Le relief de la Combe de Savoie a guidé la forme même du bourg de Coise-Saint-Jean-Pied-Gauthier : implanté entre la plaine viticole et les échancrures du Granier, le bourg s’est développé contre les pentes, autour de l’église et de quelques axes historiques, dont la « grande rue ». Des relevés du début du XIXe siècle, on lit plusieurs spécificités savoyardes :

  • Des îlots resserrés : l’habitat forme des noyaux serrés autour des places et du carrefour principal, héritage du besoin de proximité et de sécurité liée à la communauté rurale.
  • Bâti rural mixte : nombre de maisons du “vieux bourg” inscrivent encore sur leur plan des annexes agricoles : granges contiguës, séchoirs attenants, petites cours intérieures.
  • Le bâti vigneron : avec les vignes de la Combe, plusieurs bâtisses comportaient caves voutées et portails larges pour les tonneaux, identifiés sur les plans cadastraux d’origine (cf. cadastre 1827, feuille C, Archives de la Savoie).

L’observation des relevés de la première moitié du XIXe siècle manifeste la permanence d’un paysage bâti attaché à la polyculture : au rez-de-chaussée, l’étable et la cave ; au-dessus, l’habitation, souvent flanquée d’un fenil.

Évolutions marquantes du bâti : agrandissements, alignements, reconstructions

La progression par extensions

Entre 1830 et 1914, la population du bourg oscille (cf. chiffres INSEE : de 951 habitants en 1836 à 1042 en 1866, retombant vers 890 en 1911).

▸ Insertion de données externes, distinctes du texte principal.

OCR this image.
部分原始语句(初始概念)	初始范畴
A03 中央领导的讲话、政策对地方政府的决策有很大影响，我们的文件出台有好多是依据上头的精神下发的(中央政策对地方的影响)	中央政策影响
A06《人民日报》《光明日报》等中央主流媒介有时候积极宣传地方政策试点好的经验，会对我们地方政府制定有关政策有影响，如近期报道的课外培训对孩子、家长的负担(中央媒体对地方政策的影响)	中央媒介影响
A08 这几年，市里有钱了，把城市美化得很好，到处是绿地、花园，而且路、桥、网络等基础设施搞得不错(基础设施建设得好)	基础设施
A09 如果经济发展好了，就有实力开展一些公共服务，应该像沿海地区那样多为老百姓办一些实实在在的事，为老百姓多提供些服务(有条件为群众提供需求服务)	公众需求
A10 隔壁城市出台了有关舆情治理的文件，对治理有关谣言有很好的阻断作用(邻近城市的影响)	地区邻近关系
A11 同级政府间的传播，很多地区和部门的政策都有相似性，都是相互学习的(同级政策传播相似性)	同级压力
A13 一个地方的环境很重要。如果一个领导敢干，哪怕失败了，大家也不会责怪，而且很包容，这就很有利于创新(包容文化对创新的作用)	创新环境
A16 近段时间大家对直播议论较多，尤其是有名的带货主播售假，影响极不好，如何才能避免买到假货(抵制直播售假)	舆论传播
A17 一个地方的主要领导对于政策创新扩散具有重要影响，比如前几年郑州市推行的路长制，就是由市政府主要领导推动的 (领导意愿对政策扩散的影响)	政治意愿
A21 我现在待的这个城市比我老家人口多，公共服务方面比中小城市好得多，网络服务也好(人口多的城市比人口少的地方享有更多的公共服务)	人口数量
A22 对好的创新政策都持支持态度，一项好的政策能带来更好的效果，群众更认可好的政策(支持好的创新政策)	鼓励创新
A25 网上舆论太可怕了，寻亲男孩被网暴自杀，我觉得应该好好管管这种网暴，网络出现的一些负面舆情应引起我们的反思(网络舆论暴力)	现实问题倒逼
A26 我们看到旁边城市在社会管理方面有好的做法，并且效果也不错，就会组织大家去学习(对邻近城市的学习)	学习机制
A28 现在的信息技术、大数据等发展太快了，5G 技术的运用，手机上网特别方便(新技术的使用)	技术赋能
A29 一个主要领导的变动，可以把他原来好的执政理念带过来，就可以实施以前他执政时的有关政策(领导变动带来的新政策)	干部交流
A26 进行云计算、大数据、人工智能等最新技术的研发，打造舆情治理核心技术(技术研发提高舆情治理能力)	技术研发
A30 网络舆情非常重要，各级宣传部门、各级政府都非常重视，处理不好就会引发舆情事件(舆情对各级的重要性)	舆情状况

Les besoins de logement et d’espaces de travail s’adaptent sans rupture : le bâti se développe par touches successives, principalement selon trois axes :

  • Agrandissements en profondeur : nombre de maisons, initialement à deux travées (pièce + annexe), gagnent en profondeur avec l’ajout, en fond de cour, d’une remise ou écurie. Ces prolongements sont très lisibles sur les plans, où les rectangles s’allongent à l’arrière.
  • Division des parcelles anciennes : à mesure des héritages, des immeubles autrefois familiaux sont partagés. Le cadastre de 1907 révèle, sur certaines adresses du centre, trois voire quatre propriétaires différents sur ce qu’on perçoit aujourd’hui comme une seule bâtisse.
  • Alignements sur la voie : sous la pression des autorités et pour améliorer le cheminement, certaines extensions sont “rappelées à l’ordre” : on rapporte que la mairie, dans les années 1880, intimait aux propriétaires de ne pas empiéter de plus de 50 cm sur la voirie, modifiant ainsi l’alignement des façades.

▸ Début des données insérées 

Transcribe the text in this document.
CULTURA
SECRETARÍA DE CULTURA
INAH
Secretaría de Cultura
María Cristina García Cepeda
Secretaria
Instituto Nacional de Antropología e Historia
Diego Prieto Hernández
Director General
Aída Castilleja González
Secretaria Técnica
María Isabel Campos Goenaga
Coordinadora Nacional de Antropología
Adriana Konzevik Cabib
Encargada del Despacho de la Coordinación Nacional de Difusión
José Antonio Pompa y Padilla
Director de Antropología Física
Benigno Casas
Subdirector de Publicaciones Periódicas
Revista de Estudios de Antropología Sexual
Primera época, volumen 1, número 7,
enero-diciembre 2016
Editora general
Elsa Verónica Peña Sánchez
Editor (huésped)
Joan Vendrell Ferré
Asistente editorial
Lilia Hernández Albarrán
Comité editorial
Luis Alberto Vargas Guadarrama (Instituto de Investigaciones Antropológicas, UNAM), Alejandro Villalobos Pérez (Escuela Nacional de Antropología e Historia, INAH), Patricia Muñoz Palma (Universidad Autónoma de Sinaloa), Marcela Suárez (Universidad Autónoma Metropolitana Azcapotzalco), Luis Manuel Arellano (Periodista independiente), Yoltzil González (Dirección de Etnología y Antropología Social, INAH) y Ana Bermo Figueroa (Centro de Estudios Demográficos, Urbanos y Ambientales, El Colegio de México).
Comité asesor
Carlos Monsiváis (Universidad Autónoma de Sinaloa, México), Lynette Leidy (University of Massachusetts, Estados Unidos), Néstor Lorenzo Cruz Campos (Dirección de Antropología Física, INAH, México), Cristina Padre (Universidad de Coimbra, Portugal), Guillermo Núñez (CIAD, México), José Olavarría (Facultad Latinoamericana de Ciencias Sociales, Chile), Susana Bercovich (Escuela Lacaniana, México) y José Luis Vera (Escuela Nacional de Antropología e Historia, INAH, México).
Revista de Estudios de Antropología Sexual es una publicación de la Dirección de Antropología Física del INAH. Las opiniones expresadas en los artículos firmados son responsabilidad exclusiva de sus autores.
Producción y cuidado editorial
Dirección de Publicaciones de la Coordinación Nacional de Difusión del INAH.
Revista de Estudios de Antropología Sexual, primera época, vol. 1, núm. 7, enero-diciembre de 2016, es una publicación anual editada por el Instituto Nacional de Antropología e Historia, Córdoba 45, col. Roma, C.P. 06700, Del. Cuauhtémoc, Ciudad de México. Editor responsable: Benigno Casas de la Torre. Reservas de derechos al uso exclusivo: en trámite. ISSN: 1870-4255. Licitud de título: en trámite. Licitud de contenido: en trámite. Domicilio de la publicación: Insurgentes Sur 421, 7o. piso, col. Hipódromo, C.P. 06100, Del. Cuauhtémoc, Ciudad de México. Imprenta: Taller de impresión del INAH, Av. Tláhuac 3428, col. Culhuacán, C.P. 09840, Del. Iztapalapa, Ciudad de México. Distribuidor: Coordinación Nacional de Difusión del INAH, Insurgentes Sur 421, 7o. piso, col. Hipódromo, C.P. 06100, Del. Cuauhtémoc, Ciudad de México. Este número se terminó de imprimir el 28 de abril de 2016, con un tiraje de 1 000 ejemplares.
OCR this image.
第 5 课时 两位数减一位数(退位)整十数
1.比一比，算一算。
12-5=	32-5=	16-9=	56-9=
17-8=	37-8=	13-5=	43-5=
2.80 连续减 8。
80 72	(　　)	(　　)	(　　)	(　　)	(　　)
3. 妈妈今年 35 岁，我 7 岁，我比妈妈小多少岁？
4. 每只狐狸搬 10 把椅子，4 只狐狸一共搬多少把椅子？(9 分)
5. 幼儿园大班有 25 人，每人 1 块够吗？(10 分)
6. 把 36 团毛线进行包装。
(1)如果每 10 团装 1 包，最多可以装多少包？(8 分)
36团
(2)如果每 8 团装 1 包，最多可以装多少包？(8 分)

Reconstructions après sinistres

Les procès-verbaux de la commune (source : délibérations communales, Archives municipales) dévoilent l'impact des sinistres, notamment deux incendies majeurs au centre-bourg (1847 et 1902). Ces événements ont provoqué la reconstruction de plusieurs “îlots”, parfois avec des matériaux plus résistants (pierre locale) et l’apparition, sur les plans révisés, de bâtiments plus massifs, à l'emprise réduite mais de hauteur accrue, signalant l’abandon progressif des toits de chaume pour l’ardoise et la tuile mécanique.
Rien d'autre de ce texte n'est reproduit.